Review – Glengarry Glen Ross, Daily Progress

Live Arts is drama location, location, location
Posted: 09/25/2009 12:12 AM
By Clare Aukofer

Most men lead lives of quiet desperation.
Thoreau said it, but David Mamet mined it in his 1982 play “Glengarry Glen Ross.”
Here he has salesmen clawing to make a living from questionable real estate — seemingly no winners, just losers, desperate men all, whose manhood depends more on what they do than who they are — because what they do is who they are.
It’s a familiar conundrum, possibly echoing these days for some people who’ve lost not just jobs but identities. But Mamet isn’t exploring solutions, just ripping off the facade.
Live Arts’ production of this, which opened last Friday in the UpStage, is intimate and powerful, though, like most of Mamet’s work, most definitely not for audiences looking for airy entertainment or uncomfortable with profanity.
But the language is important here. In the play, which won a Pulitzer, Mamet simply shows the men for who they are in their small questionable, desperate, deliberately masculine world.
These men are as much Miller’s Willy Loman as they are Everyman, proving themselves not just to others, but to themselves. The language they use is part of their proof and identities.
This is a difficult play. The dialog calls for partial phrases, stops and starts, long pauses — ironic inarticulation in men whose lives depend on being articulate. Yet because the playwright provides no backstory, actors and audiences must determine who these men are in their present moment.

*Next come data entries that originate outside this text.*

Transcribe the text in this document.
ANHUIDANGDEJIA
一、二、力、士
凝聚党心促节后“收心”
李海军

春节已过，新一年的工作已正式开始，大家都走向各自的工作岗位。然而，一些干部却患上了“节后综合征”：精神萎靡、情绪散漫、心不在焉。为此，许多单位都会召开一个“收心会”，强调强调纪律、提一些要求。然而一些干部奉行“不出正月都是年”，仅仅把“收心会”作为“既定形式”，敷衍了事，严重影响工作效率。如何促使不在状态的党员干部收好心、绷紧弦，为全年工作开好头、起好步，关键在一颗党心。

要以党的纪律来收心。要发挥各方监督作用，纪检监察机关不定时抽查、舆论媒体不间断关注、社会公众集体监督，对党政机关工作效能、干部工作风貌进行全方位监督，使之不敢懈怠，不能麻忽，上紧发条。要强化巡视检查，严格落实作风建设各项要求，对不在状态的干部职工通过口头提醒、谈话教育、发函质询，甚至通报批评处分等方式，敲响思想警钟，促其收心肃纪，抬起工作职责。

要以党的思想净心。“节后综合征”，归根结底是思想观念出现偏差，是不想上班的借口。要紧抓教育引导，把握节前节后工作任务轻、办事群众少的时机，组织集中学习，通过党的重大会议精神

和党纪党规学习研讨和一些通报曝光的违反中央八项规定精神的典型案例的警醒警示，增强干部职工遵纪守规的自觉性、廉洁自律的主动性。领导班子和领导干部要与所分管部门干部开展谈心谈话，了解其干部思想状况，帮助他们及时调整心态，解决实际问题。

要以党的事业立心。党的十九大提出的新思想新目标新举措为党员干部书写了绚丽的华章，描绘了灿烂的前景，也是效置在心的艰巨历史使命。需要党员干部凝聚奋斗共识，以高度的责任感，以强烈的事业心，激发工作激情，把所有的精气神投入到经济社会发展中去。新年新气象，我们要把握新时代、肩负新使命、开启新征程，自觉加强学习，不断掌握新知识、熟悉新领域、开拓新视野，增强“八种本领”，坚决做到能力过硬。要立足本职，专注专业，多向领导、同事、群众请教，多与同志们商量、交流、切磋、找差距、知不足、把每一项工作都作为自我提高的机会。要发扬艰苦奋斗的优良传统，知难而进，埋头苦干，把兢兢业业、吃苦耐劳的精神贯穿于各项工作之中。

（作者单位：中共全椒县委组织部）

Wednesday’s performance began haltingly, with some of the men appearing to have trouble making the character fit the language. This was especially true of Jim Johnston, playing a has-been clutching at straws, though by the second act he’d regained his acting strength.
Michael Volpendesta has one of the best scenes in the play as Roma, a top salesman and smooth talker who may articulate much of Mamet’s premise as he seduces a sale to a stranger.
All of the men in this show, including Chris Patrick, Harold Langsam, Michael Volpendesta and Scott Dunn, deserve kudos.
Kevin O’Donnell gives a superb performance as Dave, a man’s man with big ideas. The difficult dialog seems as natural to him as mothers milk, and he is believable every moment.
Bill LeSueur also shines as the only customer among these smooth-talking salesmen — a milquetoast conned by Roma’s charm and, in the end, as desperate as the salesmen in his own way. His job is difficult, since he conveys his character with very little language.
Director Boomie Pedersen generally has done a good job with this, though she may have tried too hard to keep the play moving.
Like Pinter’s plays, Mamet’s depend as much on what is not said than on what is, and there seem to be pauses missing here, though perhaps that was more a result of three nights without performances than on the direction as a whole.
Still, the audience needs time to process the dialog. Because the audience is fairly quickly pulled in, adding 10 minutes to the not quite two-hour run time wouldn’t have hurt.
But Pedersen seems to have gotten the best out of all of her talented actors without sacrificing the power of them as an ensemble.
J. Justin Taylor has done an exceptional job of sound design here. The sound is never intrusive, but, along with Larry Hugo’s lights, quietly punctuates and adds value to Debra P. Holmes’ set, which cleverly makes full use of the UpStage’s small performance space.
Those who’ve seen the film of this play should be aware that they are not the same. Film and theater are different media, so let the film go.
Though this show is not perfect, it’s very well done, though definitely not for everyone.